1470b25b...e3d376ca - 6 commits from branch tpo/anti-censorship/pluggable-transports:main
b5b5334f - Increase smux and QueuePacketConn buffer sizes

Compare with previous version

I spent some time on Friday and yesterday trying out the new Shadow release to see if it would work with Go yet. Turns out there's still some work that needs to be done to support Go binaries, but I'm hopeful that this will be useful for doing more in-depth experiments with Snowflake.

In the nearer term, I don't see an issue with increasing the queueSize and MaxStreamBuffer as suggested here at the server and trying it out. I just pushed an update to the merge request.

approved this merge request

Okay, let's go ahead with this.

With a large queueSize, let's watch out for bufferbloat effects. What may happen is that when a connection is interrupted, the buffer fills up with packets that cannot be sent yet, possibly including retransmissions of packets already in the buffer. All these old stale packets will need to be flushed out of the buffer before anything new can be sent. I was thinking of instituting some kind of random early detection drops into turbotunnel.QueuePacketConn to mitigate these kinds of effects.

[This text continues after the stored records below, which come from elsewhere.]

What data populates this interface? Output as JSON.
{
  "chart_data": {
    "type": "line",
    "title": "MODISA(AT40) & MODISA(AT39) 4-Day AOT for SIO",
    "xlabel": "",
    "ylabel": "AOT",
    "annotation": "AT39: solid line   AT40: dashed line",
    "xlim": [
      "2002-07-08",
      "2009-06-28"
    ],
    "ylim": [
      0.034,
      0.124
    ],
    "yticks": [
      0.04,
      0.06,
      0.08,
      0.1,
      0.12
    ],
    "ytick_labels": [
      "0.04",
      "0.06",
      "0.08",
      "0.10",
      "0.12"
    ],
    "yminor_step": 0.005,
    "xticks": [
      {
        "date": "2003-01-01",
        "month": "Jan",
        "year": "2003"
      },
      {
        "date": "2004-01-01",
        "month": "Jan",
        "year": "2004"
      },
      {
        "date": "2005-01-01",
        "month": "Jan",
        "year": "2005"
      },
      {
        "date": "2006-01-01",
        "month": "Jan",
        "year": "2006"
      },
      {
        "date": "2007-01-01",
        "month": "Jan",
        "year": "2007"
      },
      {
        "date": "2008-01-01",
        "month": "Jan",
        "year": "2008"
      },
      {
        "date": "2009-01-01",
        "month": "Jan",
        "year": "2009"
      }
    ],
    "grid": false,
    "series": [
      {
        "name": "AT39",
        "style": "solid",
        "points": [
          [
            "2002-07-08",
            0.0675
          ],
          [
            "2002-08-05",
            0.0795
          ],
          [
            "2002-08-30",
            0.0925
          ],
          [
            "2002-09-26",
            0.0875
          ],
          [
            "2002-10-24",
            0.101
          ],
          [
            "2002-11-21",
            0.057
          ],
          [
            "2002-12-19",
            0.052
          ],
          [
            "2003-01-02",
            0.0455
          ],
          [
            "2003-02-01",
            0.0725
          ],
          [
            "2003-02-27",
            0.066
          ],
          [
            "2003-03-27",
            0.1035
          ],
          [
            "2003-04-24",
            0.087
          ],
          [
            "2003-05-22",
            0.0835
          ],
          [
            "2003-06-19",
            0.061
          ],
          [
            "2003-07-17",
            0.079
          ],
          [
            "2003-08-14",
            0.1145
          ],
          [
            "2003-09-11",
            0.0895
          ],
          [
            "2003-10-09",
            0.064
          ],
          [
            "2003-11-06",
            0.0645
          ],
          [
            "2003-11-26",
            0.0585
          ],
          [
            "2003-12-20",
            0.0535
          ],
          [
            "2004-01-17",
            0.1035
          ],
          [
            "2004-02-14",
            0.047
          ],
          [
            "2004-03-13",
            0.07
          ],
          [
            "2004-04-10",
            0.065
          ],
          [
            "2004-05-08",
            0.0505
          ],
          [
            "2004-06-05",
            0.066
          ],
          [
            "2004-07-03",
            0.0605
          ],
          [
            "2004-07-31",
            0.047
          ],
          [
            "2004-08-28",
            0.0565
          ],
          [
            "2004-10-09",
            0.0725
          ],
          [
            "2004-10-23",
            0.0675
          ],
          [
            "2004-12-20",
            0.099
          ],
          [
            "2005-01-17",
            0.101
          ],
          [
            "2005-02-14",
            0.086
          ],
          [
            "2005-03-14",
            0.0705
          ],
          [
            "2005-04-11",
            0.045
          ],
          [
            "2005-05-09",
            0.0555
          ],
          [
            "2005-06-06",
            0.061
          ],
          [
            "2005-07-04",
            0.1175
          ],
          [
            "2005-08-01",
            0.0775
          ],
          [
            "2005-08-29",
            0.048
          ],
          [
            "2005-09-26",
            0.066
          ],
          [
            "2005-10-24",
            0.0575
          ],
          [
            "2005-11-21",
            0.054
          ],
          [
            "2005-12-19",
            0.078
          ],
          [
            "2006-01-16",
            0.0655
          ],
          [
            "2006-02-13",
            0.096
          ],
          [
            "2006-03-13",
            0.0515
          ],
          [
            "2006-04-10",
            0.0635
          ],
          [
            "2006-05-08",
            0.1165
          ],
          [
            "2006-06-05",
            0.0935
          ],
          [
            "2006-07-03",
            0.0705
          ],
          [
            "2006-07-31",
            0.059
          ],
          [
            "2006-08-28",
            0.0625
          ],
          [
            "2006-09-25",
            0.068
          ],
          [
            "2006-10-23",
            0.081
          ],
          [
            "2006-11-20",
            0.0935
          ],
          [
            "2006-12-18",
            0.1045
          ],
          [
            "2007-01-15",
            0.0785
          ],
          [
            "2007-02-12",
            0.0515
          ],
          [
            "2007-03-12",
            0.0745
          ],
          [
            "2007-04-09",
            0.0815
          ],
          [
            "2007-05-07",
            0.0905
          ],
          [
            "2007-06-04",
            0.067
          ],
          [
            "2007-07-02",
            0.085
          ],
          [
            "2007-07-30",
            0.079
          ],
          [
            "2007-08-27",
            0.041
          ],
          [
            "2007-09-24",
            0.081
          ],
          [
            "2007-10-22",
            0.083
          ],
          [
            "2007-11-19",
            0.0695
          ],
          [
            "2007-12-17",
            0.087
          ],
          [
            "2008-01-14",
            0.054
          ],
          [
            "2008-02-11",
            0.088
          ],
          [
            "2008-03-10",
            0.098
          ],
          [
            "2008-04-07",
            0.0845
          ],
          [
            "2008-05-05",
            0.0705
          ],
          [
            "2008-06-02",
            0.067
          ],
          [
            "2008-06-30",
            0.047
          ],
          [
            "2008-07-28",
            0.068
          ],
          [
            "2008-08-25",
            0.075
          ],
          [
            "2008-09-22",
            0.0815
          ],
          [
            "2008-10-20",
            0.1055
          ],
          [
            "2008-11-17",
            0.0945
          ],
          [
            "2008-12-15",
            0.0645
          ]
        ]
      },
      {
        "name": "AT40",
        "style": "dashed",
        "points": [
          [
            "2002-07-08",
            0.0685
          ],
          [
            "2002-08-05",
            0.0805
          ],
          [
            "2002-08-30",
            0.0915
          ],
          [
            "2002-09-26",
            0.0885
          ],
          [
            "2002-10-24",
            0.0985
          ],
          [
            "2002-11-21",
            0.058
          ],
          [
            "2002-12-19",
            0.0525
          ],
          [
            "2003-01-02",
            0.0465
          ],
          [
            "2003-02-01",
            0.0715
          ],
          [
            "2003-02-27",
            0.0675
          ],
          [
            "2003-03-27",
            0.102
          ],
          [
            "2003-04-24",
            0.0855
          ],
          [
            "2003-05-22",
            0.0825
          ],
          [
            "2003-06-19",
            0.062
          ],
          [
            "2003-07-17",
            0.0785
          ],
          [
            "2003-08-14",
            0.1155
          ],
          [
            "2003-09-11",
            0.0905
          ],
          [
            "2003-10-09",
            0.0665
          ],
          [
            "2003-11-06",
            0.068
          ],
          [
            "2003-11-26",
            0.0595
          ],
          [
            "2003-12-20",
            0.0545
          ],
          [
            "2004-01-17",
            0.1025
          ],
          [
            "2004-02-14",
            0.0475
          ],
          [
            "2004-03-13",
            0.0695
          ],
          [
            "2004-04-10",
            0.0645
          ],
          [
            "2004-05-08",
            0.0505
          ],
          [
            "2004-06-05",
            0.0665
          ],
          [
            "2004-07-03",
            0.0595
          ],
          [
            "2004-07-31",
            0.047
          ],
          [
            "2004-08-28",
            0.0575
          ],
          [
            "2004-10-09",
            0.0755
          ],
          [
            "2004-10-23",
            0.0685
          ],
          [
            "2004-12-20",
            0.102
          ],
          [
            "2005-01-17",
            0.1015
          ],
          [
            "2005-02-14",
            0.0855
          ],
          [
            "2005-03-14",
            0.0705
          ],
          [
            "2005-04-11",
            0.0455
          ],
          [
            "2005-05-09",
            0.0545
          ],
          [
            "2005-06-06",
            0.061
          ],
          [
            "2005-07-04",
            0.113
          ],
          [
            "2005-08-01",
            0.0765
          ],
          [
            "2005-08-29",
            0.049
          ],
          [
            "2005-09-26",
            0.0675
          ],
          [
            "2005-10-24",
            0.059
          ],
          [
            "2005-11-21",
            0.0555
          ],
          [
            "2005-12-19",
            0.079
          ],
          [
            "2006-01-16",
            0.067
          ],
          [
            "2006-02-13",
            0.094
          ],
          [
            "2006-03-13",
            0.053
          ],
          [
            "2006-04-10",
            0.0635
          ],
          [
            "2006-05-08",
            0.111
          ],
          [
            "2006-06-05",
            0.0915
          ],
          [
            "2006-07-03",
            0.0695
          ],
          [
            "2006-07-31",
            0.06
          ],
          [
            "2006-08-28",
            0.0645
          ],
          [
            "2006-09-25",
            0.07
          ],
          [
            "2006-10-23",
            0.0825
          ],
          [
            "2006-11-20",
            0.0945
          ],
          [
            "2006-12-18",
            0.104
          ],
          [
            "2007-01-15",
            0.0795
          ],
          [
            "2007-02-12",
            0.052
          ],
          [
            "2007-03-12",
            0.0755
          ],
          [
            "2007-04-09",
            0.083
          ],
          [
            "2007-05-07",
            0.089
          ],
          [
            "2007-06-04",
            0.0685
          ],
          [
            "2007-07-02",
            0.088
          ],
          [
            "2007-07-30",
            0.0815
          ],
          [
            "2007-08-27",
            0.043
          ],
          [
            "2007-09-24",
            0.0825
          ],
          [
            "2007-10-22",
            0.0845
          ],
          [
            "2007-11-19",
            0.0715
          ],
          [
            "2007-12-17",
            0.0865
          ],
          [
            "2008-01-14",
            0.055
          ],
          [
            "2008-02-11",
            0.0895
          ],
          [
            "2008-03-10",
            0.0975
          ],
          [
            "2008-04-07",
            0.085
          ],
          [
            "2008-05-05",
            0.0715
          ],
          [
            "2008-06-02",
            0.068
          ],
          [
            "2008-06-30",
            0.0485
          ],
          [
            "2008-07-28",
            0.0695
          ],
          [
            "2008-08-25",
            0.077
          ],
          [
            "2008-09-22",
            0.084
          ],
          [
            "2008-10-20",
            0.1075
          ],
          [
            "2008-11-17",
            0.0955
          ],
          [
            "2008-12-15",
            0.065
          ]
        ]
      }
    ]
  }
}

I just merged and deployed this. Thanks for pointing out the potential buffer bloat issue. If I understand this correctly, two ways of monitoring this would be:

in packet captures for clients that have interrupted connections, we'll see a lot of duplicate retransmissions following the outage and a longer than usual recovery time
increased memory usage at the server

These sound difficult to actively monitor, we might just need to run a few intentional experiments to determine whether this is an issue.

The random early detection is interesting, thanks for the link!